Section 4 is the hardest part of the IELTS Listening test. It is a monologue (one speaker only) on an academic topic — a university lecture, a research presentation, or an academic talk. There is no break in the middle.
Why Section 4 is harder:
- Academic vocabulary is more complex
- The speaker talks faster and uses more complex sentence structures
- There are no conversation cues to help you follow the structure
- The question types are often note completion or summary completion
The Section 4 strategy:
- Use the reading time — read all questions carefully; predict the topic and vocabulary
- Follow the signpost words — they tell you when each answer is coming
- Write immediately — do not wait to be sure; write your best guess and keep listening
- Do not panic if you miss one — move to the next question immediately
- Check your answers at the end — do they make grammatical sense? Are they within the word limit?
Common Section 4 topics:
- Environmental science (climate change, conservation, ecology)
- History and archaeology
- Psychology and behaviour
- Business and economics
- Technology and innovation
- Health and medicine
Section 4 note completion strategy
Question: 'The main cause of coral bleaching is _____ temperatures.' Prediction: I need an adjective. The topic is coral bleaching. Likely answer: rising / increased / elevated / higher. Audio: '...coral bleaching is primarily caused by elevated ocean temperatures, which disrupt the symbiotic relationship between coral and algae.' Answer: elevated
Why this works: Prediction (adjective + temperature-related) → Recognition ('elevated ocean temperatures') → Answer ('elevated'). The word limit is 'NO MORE THAN TWO WORDS' — 'elevated' is one word, within the limit.
monologue
a long speech by one person
Example: Section 4 is a monologue — only one speaker.
symbiotic
involving a mutually beneficial relationship
Example: Coral and algae have a symbiotic relationship.
ecology
the study of relationships between organisms and their environment
Example: The lecture covered marine ecology.
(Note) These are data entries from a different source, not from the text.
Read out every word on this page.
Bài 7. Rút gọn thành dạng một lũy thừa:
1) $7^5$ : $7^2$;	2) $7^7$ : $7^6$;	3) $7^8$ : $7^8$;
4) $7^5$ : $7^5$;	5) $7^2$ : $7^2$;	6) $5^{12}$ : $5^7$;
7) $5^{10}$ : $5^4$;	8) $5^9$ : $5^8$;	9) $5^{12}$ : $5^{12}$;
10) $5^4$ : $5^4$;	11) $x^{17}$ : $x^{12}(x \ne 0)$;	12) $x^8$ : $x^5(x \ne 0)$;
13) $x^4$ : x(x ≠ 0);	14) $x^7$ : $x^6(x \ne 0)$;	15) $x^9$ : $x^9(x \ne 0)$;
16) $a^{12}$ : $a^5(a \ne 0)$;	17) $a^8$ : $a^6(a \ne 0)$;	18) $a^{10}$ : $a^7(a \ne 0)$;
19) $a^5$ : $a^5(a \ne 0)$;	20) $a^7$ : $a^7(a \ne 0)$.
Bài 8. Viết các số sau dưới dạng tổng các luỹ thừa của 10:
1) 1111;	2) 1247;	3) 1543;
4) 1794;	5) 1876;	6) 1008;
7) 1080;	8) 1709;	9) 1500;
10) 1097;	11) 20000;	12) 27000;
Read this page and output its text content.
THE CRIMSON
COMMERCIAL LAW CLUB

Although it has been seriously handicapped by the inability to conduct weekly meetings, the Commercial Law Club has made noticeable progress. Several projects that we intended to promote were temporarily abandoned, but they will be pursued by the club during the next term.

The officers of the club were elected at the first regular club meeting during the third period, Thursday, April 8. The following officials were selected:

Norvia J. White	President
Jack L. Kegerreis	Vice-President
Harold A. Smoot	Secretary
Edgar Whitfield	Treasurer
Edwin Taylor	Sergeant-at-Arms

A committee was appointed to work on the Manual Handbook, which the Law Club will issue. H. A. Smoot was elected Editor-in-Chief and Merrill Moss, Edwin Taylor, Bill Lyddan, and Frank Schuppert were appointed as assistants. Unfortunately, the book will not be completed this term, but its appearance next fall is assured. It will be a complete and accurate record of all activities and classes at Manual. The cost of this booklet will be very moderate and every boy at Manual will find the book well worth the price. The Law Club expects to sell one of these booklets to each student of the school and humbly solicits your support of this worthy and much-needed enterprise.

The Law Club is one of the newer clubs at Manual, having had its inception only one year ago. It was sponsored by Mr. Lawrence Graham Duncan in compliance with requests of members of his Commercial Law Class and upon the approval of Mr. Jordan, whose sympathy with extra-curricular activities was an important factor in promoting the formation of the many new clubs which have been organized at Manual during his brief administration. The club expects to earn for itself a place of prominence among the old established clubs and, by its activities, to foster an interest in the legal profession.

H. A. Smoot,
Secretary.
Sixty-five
Academic speakers use complex noun phrases. You need to capture the key noun, not the whole phrase.
- →'the rapid and unprecedented deterioration of marine biodiversity' → write: rapid deterioration (or marine biodiversity)
- →'a highly sophisticated and resource-intensive manufacturing process' → write: sophisticated process
- →'the long-term socioeconomic consequences of climate change' → write: socioeconomic consequences
- Use all reading time to predict vocabulary and answer types for Section 4.
- Follow signpost words — they tell you when each answer is coming.
- Write your best guess immediately — do not leave gaps.
- For complex noun phrases, capture the key noun + one modifier.
Listen to a 10-minute academic podcast or TED Talk on a science or social science topic. Take notes using abbreviations. After listening, write a 5-sentence summary of the main points from your notes. Compare your summary to the original — what did you miss?